Statistics Categories makes it easy to visualise and consult data relationships and predict outcomes based on the information captured. Using advanced techniques such as predictive analysis, statistical understanding, perceptual mapping and preference scaling, you can understand which characteristics your customers most associate with your product or brand, so you can discover their opinions in relation to your competitors.

Statistics Categories includes advanced analytical techniques for:

• Analysing and interpreting multivariate data and their relationships in an easy and comprehensive way.

• Transforming qualitative variables into quantitative variables by performing additional statistical operations on categorical data.

• Graphically displaying basic relationships in any type of category studied, including market segments, medical diagnoses, political parties or biological species.

Analysing and easily interpreting multivariate data

• Using categorical regression procedures to predict the values of a nominal, ordinal or numeric variable from a combination of predictor variables

• Quantifying variables to maximise the Multiple R technique with optimal scaling techniques.

• Clearly visualising data relationships using dimension reduction techniques such as biplots and perceptual maps.

• Obtaining detailed information of relationships between more than two variables with summary charts displaying similar categories or variables.

Transforming qualitative variables into quantitative ones

• Predicting the values of a nominal, ordinal or numerical outcome variable from a combination of categorical predictor variables.

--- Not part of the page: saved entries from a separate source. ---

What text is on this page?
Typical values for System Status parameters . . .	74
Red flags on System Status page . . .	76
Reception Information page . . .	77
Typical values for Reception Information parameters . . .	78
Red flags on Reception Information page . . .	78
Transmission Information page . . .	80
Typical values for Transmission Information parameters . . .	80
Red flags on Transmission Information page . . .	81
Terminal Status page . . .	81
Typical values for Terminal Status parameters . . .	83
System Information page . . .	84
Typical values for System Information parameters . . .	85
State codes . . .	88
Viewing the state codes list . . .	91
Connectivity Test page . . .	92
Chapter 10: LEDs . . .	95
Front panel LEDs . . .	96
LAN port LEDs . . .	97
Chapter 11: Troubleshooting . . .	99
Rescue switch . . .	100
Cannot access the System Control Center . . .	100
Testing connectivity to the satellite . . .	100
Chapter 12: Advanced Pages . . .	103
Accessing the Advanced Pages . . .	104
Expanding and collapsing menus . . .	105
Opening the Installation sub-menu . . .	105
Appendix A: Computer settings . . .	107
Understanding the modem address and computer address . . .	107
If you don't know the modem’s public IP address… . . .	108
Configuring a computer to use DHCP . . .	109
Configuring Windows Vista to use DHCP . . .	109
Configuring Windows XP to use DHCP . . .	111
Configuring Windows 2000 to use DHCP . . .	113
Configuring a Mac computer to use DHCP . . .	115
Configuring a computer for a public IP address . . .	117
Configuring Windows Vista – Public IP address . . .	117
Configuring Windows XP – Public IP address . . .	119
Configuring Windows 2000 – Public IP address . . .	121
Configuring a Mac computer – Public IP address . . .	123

• Analysing two-way tables that contain some measurements of row and column correspondences, as well as display rows and columns as points on a map. Also analysing multivariate categorical data, allowing more than two variables to be used in the analyses.

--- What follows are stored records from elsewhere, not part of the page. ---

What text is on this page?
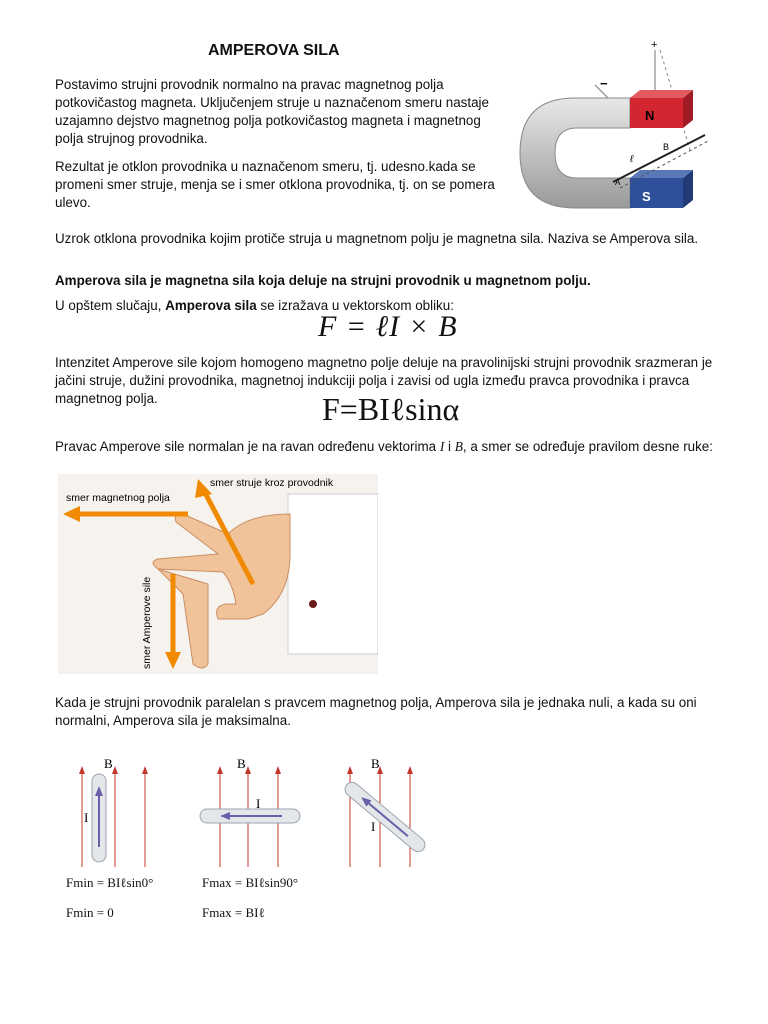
AMPEROVA SILA

Postavimo strujni provodnik normalno na pravac magnetnog polja potkovičastog magneta. Uključenjem struje u naznačenom smeru nastaje uzajamno dejstvo magnetnog polja potkovičastog magneta i magnetnog polja strujnog provodnika.

Rezultat je otklon provodnika u naznačenom smeru, tj. udesno.kada se promeni smer struje, menja se i smer otklona provodnika, tj. on se pomera ulevo.

+
−
N
S
A
B
ℓ

Uzrok otklona provodnika kojim protiče struja u magnetnom polju je magnetna sila. Naziva se Amperova sila.

Amperova sila je magnetna sila koja deluje na strujni provodnik u magnetnom polju.

U opštem slučaju, Amperova sila se izražava u vektorskom obliku:

F = ℓI × B

Intenzitet Amperove sile kojom homogeno magnetno polje deluje na pravolinijski strujni provodnik srazmeran je jačini struje, dužini provodnika, magnetnoj indukciji polja i zavisi od ugla između pravca provodnika i pravca magnetnog polja.	F=BIℓsinα

Pravac Amperove sile normalan je na ravan određenu vektorima I i B, a smer se određuje pravilom desne ruke:

smer magnetnog polja
smer struje kroz provodnik
smer Amperove sile

Kada je strujni provodnik paralelan s pravcem magnetnog polja, Amperova sila je jednaka nuli, a kada su oni normalni, Amperova sila je maksimalna.

B
I
B
I
B
I
Fmin = BIℓsin0°
Fmin = 0
Fmax = BIℓsin90°
Fmax = BIℓ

• Using optimal scaling techniques to generalise the principal component analysis procedure to handle variables of mixed levels of measurement.

• Comparing multiple sets of variables in the same graph, once the correlation between the sets has been removed, and visually examining the relationships between two sets of objects, e.g. between consumers and products.

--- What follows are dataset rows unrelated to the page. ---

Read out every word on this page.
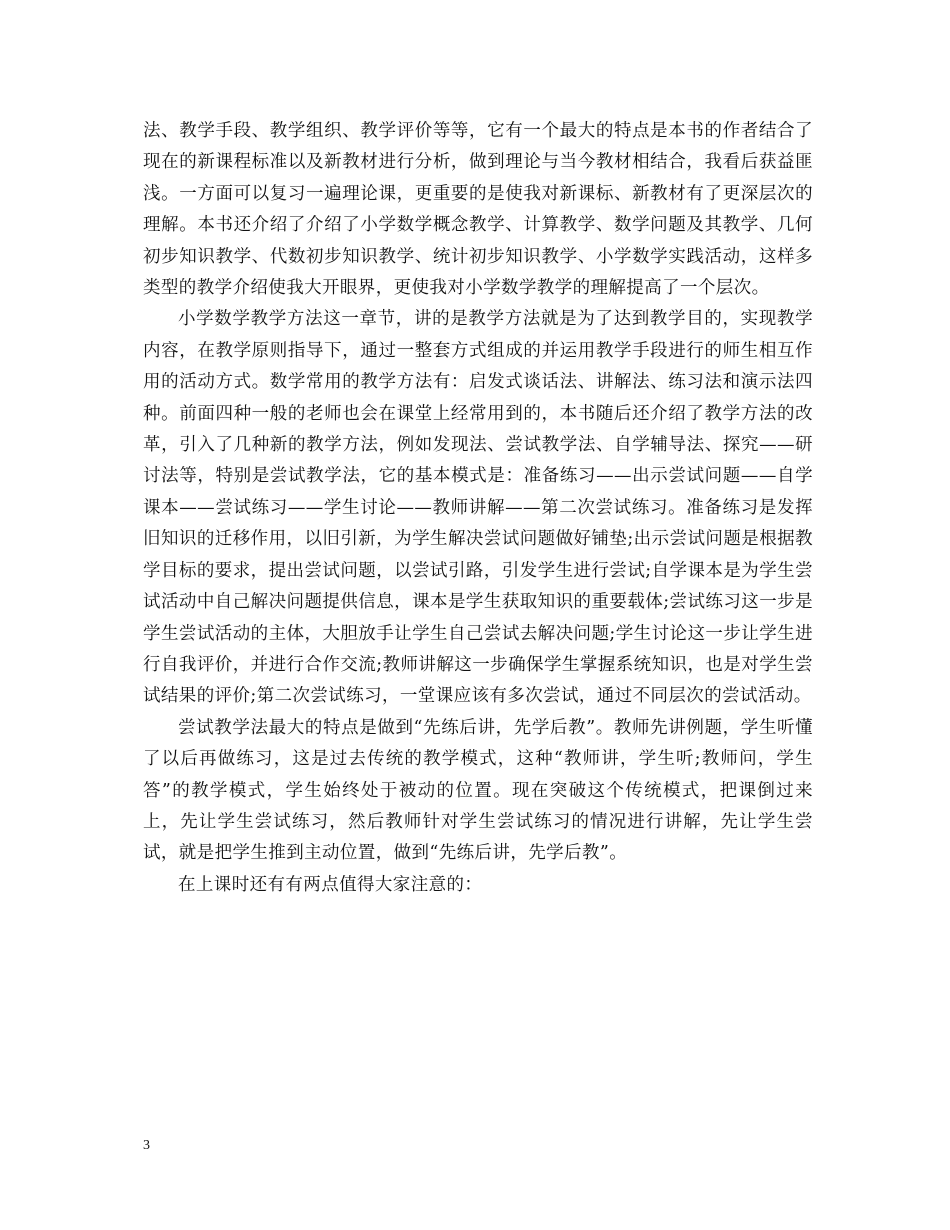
法、教学手段、教学组织、教学评价等等，它有一个最大的特点是本书的作者结合了现在的新课程标准以及新教材进行分析，做到理论与当今教材相结合，我看后获益匪浅。一方面可以复习一遍理论课，更重要的是使我对新课标、新教材有了更深层次的理解。本书还介绍了介绍了小学数学概念教学、计算教学、数学问题及其教学、几何初步知识教学、代数初步知识教学、统计初步知识教学、小学数学实践活动，这样多类型的教学介绍使我大开眼界，更使我对小学数学教学的理解提高了一个层次。

小学数学教学方法这一章节，讲的是教学方法就是为了达到教学目的，实现教学内容，在教学原则指导下，通过一整套方式组成的并运用教学手段进行的师生相互作用的活动方式。数学常用的教学方法有：启发式谈话法、讲解法、练习法和演示法四种。前面四种一般的老师也会在课堂上经常用到的，本书随后还介绍了教学方法的改革，引入了几种新的教学方法，例如发现法、尝试教学法、自学辅导法、探究——研讨法等，特别是尝试教学法，它的基本模式是：准备练习——出示尝试问题——自学课本——尝试练习——学生讨论——教师讲解——第二次尝试练习。准备练习是发挥旧知识的迁移作用，以旧引新，为学生解决尝试问题做好铺垫;出示尝试问题是根据教学目标的要求，提出尝试问题，以尝试引路，引发学生进行尝试;自学课本是为学生尝试活动中自己解决问题提供信息，课本是学生获取知识的重要载体;尝试练习这一步是学生尝试活动的主体，大胆放手让学生自己尝试去解决问题;学生讨论这一步让学生进行自我评价，并进行合作交流;教师讲解这一步确保学生掌握系统知识，也是对学生尝试结果的评价;第二次尝试练习，一堂课应该有多次尝试，通过不同层次的尝试活动。

尝试教学法最大的特点是做到“先练后讲，先学后教”。教师先讲例题，学生听懂了以后再做练习，这是过去传统的教学模式，这种“教师讲，学生听;教师问，学生答”的教学模式，学生始终处于被动的位置。现在突破这个传统模式，把课倒过来上，先让学生尝试练习，然后教师针对学生尝试练习的情况进行讲解，先让学生尝试，就是把学生推到主动位置，做到“先练后讲，先学后教”。

在上课时还有有两点值得大家注意的：

3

• Performing multidimensional scaling that handles one or more matrices with similarity or dissimilarity (proximity).

Graphical display of basic relationships

• Placing the relationships between the variables in a larger reference frame with optical scaling.

• Creating perceptual maps that graphically display similar variables or categories to provide exclusive information of relationships between more than two categorical variables.

• Using biplots and triplots to visualise relationships between cases, variables and categories; for example, you can define relationships between products, customers and demographic characteristics.

• Visualizing further relationships between objects using preference scaling, which simplifies non-metric analyses for ordinal data and allows for more consistent results.

• Analysing the similarities between objects and integrating the characteristics of objects in the same analysis.